Kemenpora Minta FIFA dan AFC Konsisten

Kemenpora Minta FIFA dan AFC Konsisten

Amalia Dwi Septi - Sepakbola
Rabu, 04 Nov 2015 14:54 WIB
Kemenpora Minta FIFA dan AFC Konsisten
Jakarta - Pemerintah menganggap FIFA salah menafsirkan usulan membentuk "tim kecil" terkait permasalahan sepakbola Indonesia. Badan sepakbola dunia itu pun diminta supaya konsisten.

Pada pertemuannya dengan delegasi FIFA dan AFC di Istana Negara hari Senin (2/11) kemarin, Presiden Joko Widodo yang didampingi Menpora Imam Nahrawi mencetuskan usulan membentuk sebuah tim khusus supaya komunikasi di antara mereka terjalin lebih baik, dalam rangka pembenahan sepakbola Indonesia.

Akan tetapi, FIFA dan AFC kemudian menyatakan akan membentuk tim ad hoc yang terdiri dari sejumlah stake holder seperti pemerintah, PSSI, wasit, dan asosiasi pemain.

SCROLL TO CONTINUE WITH CONTENT

Kepada Bidang Komunikasi Publik Kemenpora, Gatot S Dewa Broto, mengatakan bahwa tim kecil dan komite ad hoc merupakan dua tim yang berbeda. Pemerintah disebutnya mengingatkan kepada FIFA dan AFC agar konsisten dengan apa yang sudah disepakati.

"Kami hanya mengingatkan saja, bahwasanya saat bertemu Pak Presiden (Jokowi) sudah ada kesepakatan," ujar Gatot kepada wartawan, Rabu (4/11/2015).

"Keputusan harus berjalan. Tidak mungkin kesepakatan dilanggar begitu saja, kecuali kalau saat itu (pertemuan dengan Jokowi), FIFA mengatakan menolak. Tapi 'kan tidak ada. Kami hanya mengingatkan FIFA, kalau sudah mengatakan A, jangan balik kanan."

Gatot juga mengatakan, "tim kecil" hanya bertugas melakukan komunikasi dengan FIFA dan AFC, yang nantinya diisi oleh unsur pemerintah, tanpa PSSI. Sementara tim ad hoc, lanjut Gatot, adalah hal lain dan dipersilakan berjalan.

"Saya juga sudah komunikasi dengan (direktur AFC) James Johnson.
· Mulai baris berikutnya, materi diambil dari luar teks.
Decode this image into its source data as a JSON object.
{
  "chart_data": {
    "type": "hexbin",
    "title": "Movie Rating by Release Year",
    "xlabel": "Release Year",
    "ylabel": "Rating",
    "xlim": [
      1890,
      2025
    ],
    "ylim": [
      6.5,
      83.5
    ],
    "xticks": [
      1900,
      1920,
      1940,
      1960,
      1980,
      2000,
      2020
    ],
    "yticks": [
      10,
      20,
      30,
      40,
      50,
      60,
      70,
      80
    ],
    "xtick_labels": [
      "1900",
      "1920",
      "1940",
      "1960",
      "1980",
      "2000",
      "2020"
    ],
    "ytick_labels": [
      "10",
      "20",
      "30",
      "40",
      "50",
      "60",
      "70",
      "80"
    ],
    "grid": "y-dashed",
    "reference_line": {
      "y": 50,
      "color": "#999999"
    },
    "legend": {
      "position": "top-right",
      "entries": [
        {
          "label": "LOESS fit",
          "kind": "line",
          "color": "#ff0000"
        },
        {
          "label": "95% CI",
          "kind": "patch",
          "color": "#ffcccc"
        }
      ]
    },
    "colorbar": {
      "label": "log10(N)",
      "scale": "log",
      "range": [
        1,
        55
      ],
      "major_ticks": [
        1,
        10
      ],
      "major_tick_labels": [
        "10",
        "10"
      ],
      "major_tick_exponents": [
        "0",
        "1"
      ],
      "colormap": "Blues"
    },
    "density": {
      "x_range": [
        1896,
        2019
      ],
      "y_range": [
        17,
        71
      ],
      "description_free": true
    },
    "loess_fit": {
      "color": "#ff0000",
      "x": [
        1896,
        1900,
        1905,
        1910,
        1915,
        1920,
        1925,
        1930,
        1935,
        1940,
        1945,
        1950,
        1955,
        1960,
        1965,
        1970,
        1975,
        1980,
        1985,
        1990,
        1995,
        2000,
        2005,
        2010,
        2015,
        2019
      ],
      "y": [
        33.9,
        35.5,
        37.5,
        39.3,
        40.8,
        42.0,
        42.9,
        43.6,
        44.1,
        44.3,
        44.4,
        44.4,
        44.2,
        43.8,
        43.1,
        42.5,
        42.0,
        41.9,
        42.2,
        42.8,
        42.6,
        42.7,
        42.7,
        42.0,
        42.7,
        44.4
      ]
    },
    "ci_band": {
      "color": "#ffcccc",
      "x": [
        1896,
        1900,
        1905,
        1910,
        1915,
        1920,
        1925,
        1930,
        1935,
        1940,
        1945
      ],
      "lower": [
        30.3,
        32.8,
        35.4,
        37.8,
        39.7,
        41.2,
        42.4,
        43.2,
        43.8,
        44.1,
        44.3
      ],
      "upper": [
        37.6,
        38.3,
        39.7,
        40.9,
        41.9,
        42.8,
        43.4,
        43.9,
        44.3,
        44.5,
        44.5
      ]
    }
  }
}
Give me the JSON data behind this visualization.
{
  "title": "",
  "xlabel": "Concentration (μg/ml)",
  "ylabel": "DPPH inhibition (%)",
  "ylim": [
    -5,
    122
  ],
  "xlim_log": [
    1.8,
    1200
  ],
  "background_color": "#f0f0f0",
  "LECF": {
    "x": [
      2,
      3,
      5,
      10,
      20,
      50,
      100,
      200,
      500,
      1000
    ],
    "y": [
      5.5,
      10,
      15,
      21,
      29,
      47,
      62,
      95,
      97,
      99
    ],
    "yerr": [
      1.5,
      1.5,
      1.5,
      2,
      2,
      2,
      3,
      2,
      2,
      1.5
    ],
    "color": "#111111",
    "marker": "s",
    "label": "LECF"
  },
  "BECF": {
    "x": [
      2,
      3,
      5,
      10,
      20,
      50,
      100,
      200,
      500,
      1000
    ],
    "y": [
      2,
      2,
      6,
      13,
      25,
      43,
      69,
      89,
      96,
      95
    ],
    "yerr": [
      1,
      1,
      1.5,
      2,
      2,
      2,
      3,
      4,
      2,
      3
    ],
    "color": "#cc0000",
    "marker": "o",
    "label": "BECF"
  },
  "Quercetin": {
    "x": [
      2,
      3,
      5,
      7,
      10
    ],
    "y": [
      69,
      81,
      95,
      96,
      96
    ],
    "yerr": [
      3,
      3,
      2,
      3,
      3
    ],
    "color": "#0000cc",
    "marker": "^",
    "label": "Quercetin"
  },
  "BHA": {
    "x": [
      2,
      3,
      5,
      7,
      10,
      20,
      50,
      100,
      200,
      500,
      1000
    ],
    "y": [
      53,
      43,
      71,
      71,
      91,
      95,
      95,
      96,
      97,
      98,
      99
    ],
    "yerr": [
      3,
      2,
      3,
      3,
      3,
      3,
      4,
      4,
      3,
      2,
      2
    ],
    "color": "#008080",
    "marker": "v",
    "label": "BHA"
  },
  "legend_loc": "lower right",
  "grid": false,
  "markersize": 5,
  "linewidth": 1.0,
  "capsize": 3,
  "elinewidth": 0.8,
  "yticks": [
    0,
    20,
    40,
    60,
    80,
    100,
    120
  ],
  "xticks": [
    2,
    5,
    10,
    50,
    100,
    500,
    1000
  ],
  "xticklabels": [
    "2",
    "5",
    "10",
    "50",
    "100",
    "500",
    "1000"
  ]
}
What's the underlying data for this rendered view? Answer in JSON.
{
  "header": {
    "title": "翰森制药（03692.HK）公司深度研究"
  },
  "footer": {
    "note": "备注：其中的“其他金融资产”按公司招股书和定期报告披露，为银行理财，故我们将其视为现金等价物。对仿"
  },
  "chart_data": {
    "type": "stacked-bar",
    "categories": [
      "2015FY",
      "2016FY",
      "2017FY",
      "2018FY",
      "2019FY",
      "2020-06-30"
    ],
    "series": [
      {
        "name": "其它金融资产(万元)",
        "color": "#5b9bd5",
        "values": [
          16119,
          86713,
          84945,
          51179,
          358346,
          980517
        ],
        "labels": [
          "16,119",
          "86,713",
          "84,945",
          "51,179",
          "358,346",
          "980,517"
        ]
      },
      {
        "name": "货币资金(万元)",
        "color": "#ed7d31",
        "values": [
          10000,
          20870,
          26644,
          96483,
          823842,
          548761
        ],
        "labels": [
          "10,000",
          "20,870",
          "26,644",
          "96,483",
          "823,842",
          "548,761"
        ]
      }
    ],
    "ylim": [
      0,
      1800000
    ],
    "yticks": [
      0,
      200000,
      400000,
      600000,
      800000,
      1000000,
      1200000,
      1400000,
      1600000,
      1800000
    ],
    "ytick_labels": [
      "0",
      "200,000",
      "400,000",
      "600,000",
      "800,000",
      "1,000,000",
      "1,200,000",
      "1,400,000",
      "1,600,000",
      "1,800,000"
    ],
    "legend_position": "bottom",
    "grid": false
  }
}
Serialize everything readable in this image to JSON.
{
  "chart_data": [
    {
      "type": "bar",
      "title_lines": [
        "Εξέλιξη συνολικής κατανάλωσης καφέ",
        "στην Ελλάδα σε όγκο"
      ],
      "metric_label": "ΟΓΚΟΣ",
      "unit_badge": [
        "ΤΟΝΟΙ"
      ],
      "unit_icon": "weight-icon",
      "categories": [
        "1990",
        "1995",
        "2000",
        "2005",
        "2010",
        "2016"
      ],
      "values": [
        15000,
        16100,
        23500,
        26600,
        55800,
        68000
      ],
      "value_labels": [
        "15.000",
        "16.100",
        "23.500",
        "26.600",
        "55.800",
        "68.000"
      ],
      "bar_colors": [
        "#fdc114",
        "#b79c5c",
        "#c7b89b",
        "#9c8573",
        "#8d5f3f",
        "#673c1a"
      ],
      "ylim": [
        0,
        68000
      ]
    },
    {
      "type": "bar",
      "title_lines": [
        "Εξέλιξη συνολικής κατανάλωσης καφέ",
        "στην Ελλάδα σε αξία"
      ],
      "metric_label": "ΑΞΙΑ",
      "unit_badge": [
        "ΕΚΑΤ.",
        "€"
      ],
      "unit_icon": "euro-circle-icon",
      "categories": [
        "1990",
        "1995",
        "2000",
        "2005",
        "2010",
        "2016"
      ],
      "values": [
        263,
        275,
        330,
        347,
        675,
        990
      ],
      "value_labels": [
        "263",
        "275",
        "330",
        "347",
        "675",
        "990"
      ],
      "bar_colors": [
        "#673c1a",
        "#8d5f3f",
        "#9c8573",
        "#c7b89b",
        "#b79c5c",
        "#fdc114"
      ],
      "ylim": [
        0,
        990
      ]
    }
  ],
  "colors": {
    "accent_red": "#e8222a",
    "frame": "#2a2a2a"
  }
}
Dia cerita ke saya bahwa mereka mengapresiasi keputusan presiden. Mereka sampaikan ada komite ad hoc. OK, saya laporkan dulu kepada atasan (Menpora) saya dulu," kata dia.

"Komite silakan berjalan. Tim kecil berjalan. Kami menghormati mereka. Kami masih berprasangka baik," tambah Gatot.